So, this morning, this happened to me. I was starting something on HumpDay, wasn't loving it, and my mind started to wander. Suddenly I thought, "Hmm, my husband should be texting me that he is going into work." I reached for my phone and it's not where I usually put it. Where is it? Under this paper or that notepad? Nope. In my purse? Nada. In my pocket? No pockets today.
Holy smokes, where is my phone?? I decide to call it. It's on vibrate, but I should be able to hear it, but I turn off my diffuser to make sure. I call my number and hear the vibration of the phone, but I can't figure out where it is. I call again, but still can't find it. I call one more time and still no where in sight.
Seriously...where is my phone! I figure someone is messing with me and hid it in a drawer or cabinet, so I don't want to ask so they all can have their big laugh. I call it a fourth time and I can barely hear it, but I can't see it or feel anything vibrating. Finally, after the fifth call, I discover it under my chair! It had fallen on the floor and thankfully did not crack the screen (that would have been the third cracked screen since the end of November). Now, that little episode gives me my HumpDay fodder for this January 14th and reinforces the fact that I am getting old.
This pretty much represents my eager quest to find my cell phone this morning:
When I am feeling old like this, I need a little Maxine to pep me up. Enjoy!
What's Your Company's Safety Maturity Index?
Now, with my phone within eyesight, I can move on with HumpDay and share some pretty awesome stuff with you! Last year I attended a seminar in which I was introduced to the Safety Maturity Index, which, according to this article from Control, "is a self-guided assessment tool drawn from studies, extensive private research and collaboration with cultural development experts, input from leading manufacturers and a wealth of its own experience" as a provider of safety solutions. "The Safety Maturity Index tool is a comprehensive measurement of performance in creating and sustaining safety culture, compliance processes and procedures, and capital investments in safety technologies," the article goes on to say.
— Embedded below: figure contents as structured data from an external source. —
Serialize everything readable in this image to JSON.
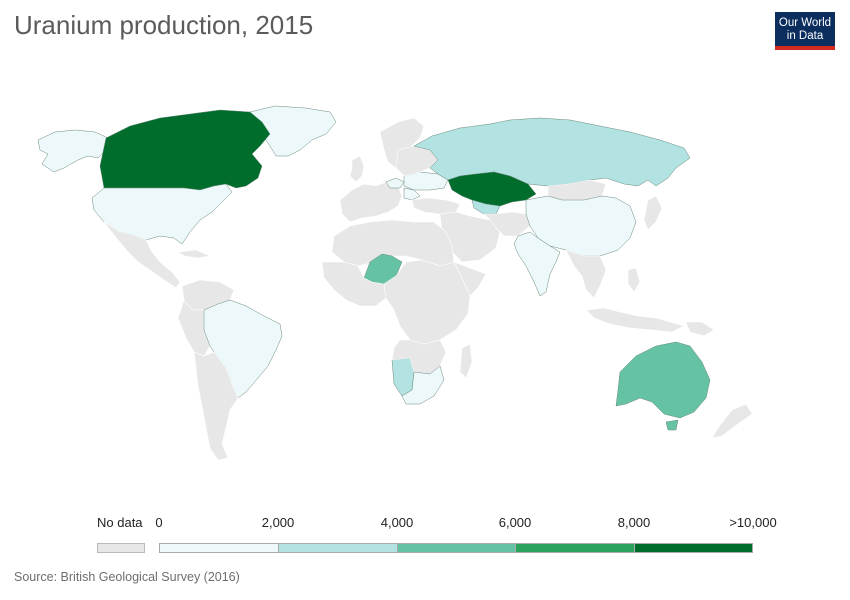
{
  "title": "Uranium production, 2015",
  "logo": {
    "line1": "Our World",
    "line2": "in Data"
  },
  "legend": {
    "no_data_label": "No data",
    "no_data_color": "#e7e7e7",
    "ticks": [
      "0",
      "2,000",
      "4,000",
      "6,000",
      "8,000",
      ">10,000"
    ],
    "bins": [
      {
        "range": "0–2,000",
        "color": "#edf8fb"
      },
      {
        "range": "2,000–4,000",
        "color": "#b2e2e2"
      },
      {
        "range": "4,000–6,000",
        "color": "#66c2a4"
      },
      {
        "range": "6,000–8,000",
        "color": "#2ca25f"
      },
      {
        "range": "8,000–10,000+",
        "color": "#006d2c"
      }
    ]
  },
  "countries": [
    {
      "name": "Canada",
      "bin": 4
    },
    {
      "name": "Kazakhstan",
      "bin": 4
    },
    {
      "name": "Australia",
      "bin": 2
    },
    {
      "name": "Niger",
      "bin": 2
    },
    {
      "name": "Namibia",
      "bin": 1
    },
    {
      "name": "Russia",
      "bin": 1
    },
    {
      "name": "Uzbekistan",
      "bin": 1
    },
    {
      "name": "Greenland",
      "bin": 0
    },
    {
      "name": "United States",
      "bin": 0
    },
    {
      "name": "Brazil",
      "bin": 0
    },
    {
      "name": "China",
      "bin": 0
    },
    {
      "name": "India",
      "bin": 0
    },
    {
      "name": "Ukraine",
      "bin": 0
    },
    {
      "name": "South Africa",
      "bin": 0
    },
    {
      "name": "Czech Republic",
      "bin": 0
    },
    {
      "name": "Romania",
      "bin": 0
    }
  ],
  "source": "Source: British Geological Survey (2016)"
}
There are four levels as stated in the article:
SMI 1: "...makes minimizing investment its key focus or driver. For these manufacturers, production throughput and cost reduction are the top priorities. Safety incidents frequently are hidden. There could be high incident rates, high insurance costs, fines and/or employee complaints to government agencies. Incomplete or improper use of safety technologies exacerbates the problem. Mark Eitzman, safety market development manager at Rockwell Automation, added that the initial Aberdeen study places 25% of the respondent companies in this category."
SMI 2: "...Attaining compliance would be these companies' key driver. Safety is important, but minimal compliance is the most important part of the safety program. They often use safety technologies such as relays, which separate safety from core or standard machinery operation. This score represents the largest responder group at 37%."
SMI 3: "... views cost avoidance as its key driver. Such companies consider safety a high priority, but not necessarily a true value. Most safety incidents are reported properly, but some might be discovered after the fact. Compliance processes are established, but might be applied inconsistently. Safeguarding technologies are a supplement to the standard control system. Safety is the goal, not operational excellence. Eitzman said 23% of the responding companies find themselves here."
SMI 4: "... safety is considered vital to the health of the business and its employees. Safety is an inherent value, and everyone is held accountable and willingly accepts responsibility for themselves and the safety of their coworkers. Compliance processes are clearly defined, and even suppliers must live up to required safety standards. The company conducts thorough risk assessments, follows the Functional Safety Life Cycle, and uses advanced safety technologies to improve worker safety and OEE."